Saturday Morning Walk in the Woods

Yesterday morning I woke up and took Monty for a walk in the valley at the end of the park behind the house. He hasn't been down there yet, as I was waiting for him to be strong enough for a long walk. We made our way down the steep embankment, into the pathway that was gradually surrounded by ravine walls on either side. The chicken scratch wooden fence lined path became wilder and wilder until it was merely a trodden dirt path deeper into the valley. Car sounds vanished, to be replaced with the sound of birds, and Monty carefully followed me off leash as this was new territory to him. Voice commands helped him to stay to the path - "Hoi! This way! - hoop! This way!" and when I veered down towards the river, he bolted towards the river bank - finally getting his bearings.

Once on the wide river bank, which was covered in fine sand and stones, and small piles of finger-thick drift wood, and faced by a steep clay cliff eroded out from the high fields above, I sat down and watched the water flow by. I watched Monty explore and wade carefully into the rapids above the bank, and plop about in the shallows at the edge. He drank, we walked, he drank, he sniffed - this was good for a beagle.

I leaned over and stumbling about the stones and sand, gathering fistfuls of drift wood and piled them up right by the sand bank edge of the creek. Pulling out a pocketful of birch bark I had gathered on the way down, I withdrew my ferrocerium rod from my jacket and rolled the bark in my hands until it frayed and gathered in a fuzzy ball. A single draw of my knife across the rod sent sparks flying, and the birch bark was alight. I piled dried driftwood twigs and sticks into a tepee over the new flames. I laid out my jacket on the ground, sat down and watched the small fire burn.

A Spotted Sandpiper (I think) landed amongst the rapids and pecked about searching for grubs and bugs and minnows in the eddies at the top. Monty was very curious about this and launched himself as an introduction. Bird flew, and Monty paddled about investigating the minnow pools.

On the way back we were tromping up a hill covered in deep grass and cover when I smelled the smell of apple trees of my childhood. I looked up and the old orchard apple trees which had gone wild in the decades past showed their fruit pouring from laden branches. Red and small, they were perfectly ripe - the red extended deep into the meat of the fruit and I ate about 5 of them. Curved around other trees were wild grape vines - with purple grapes about the third of the size of a normal green grape. Each contained a single pip and I grabbed handfuls of these and snacked on them as we made our way up from the valley into the park again.
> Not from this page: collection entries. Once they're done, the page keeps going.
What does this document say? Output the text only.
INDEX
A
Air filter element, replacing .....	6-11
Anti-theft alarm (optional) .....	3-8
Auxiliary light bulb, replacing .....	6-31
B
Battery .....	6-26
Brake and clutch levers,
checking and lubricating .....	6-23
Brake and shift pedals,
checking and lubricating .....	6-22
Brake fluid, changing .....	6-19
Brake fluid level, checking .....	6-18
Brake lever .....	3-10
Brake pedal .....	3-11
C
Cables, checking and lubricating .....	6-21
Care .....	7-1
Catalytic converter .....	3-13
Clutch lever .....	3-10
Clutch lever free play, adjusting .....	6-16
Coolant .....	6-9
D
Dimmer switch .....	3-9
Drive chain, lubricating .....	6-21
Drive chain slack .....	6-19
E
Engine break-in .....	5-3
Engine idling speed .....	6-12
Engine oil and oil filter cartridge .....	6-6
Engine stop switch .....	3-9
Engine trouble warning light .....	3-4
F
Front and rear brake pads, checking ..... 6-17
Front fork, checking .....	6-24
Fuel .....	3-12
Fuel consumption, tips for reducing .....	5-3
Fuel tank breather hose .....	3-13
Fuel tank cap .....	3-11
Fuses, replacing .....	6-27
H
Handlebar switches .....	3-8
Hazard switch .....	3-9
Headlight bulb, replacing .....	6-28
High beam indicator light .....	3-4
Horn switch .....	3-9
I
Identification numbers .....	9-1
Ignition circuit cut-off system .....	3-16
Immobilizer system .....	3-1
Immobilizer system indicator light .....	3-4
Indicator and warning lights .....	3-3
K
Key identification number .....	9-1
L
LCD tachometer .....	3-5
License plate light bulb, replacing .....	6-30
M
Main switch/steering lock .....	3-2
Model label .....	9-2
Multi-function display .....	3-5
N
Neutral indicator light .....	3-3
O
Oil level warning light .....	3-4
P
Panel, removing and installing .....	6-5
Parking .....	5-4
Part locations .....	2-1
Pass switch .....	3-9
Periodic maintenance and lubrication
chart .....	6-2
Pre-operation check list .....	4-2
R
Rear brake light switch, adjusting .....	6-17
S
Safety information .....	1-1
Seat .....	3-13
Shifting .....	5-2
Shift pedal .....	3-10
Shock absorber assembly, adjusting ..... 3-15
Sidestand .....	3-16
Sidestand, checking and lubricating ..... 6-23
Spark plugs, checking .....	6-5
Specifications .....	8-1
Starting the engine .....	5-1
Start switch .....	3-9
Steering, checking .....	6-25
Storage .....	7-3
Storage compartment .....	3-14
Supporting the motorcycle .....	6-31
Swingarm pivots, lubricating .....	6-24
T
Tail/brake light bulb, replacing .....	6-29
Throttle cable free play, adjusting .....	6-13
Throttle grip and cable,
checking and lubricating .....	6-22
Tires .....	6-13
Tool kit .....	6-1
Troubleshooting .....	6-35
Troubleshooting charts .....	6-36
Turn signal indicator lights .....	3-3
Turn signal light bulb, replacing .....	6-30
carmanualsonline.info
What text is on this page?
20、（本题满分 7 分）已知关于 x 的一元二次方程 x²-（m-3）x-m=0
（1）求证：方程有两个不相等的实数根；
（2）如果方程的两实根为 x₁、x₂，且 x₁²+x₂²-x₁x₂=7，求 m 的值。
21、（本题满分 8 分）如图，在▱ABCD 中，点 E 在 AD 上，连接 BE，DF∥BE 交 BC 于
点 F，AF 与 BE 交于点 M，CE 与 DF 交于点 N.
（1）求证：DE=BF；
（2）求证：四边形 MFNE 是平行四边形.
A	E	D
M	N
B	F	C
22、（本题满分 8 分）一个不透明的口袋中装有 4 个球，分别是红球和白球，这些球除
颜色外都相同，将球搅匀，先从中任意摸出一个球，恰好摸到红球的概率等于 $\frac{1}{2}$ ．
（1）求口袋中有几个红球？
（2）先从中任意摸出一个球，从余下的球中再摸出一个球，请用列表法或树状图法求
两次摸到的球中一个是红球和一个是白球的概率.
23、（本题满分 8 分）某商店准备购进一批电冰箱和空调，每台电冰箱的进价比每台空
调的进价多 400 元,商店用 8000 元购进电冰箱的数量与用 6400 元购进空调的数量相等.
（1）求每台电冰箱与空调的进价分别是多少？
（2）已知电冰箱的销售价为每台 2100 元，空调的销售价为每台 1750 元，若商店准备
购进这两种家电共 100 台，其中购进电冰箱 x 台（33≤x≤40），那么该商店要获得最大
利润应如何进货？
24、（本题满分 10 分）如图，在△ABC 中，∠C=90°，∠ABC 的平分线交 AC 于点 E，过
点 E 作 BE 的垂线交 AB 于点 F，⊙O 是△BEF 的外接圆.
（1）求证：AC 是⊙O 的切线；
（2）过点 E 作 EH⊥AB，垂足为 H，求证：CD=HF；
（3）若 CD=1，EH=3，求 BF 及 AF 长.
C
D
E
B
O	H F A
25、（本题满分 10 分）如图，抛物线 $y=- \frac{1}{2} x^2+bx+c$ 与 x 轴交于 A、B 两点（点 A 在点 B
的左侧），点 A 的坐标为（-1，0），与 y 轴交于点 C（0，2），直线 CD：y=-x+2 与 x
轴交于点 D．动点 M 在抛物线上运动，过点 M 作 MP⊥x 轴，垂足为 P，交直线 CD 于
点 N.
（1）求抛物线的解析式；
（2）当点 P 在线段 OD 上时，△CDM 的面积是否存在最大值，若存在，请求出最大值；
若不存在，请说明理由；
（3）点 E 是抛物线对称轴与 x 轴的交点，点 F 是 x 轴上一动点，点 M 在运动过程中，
Monty trailed behind me in the park, under the hot sun, and every few feet I turned to see his progress. He eventually found a little shade by the baseball diamond and turned his back on me and sat down. He twisted his head around looking at me apologetically, or so it seemed. I clipped on his leash and we slowly made it the last block home.

A nice walk in woods - a great way to spend a Saturday morning.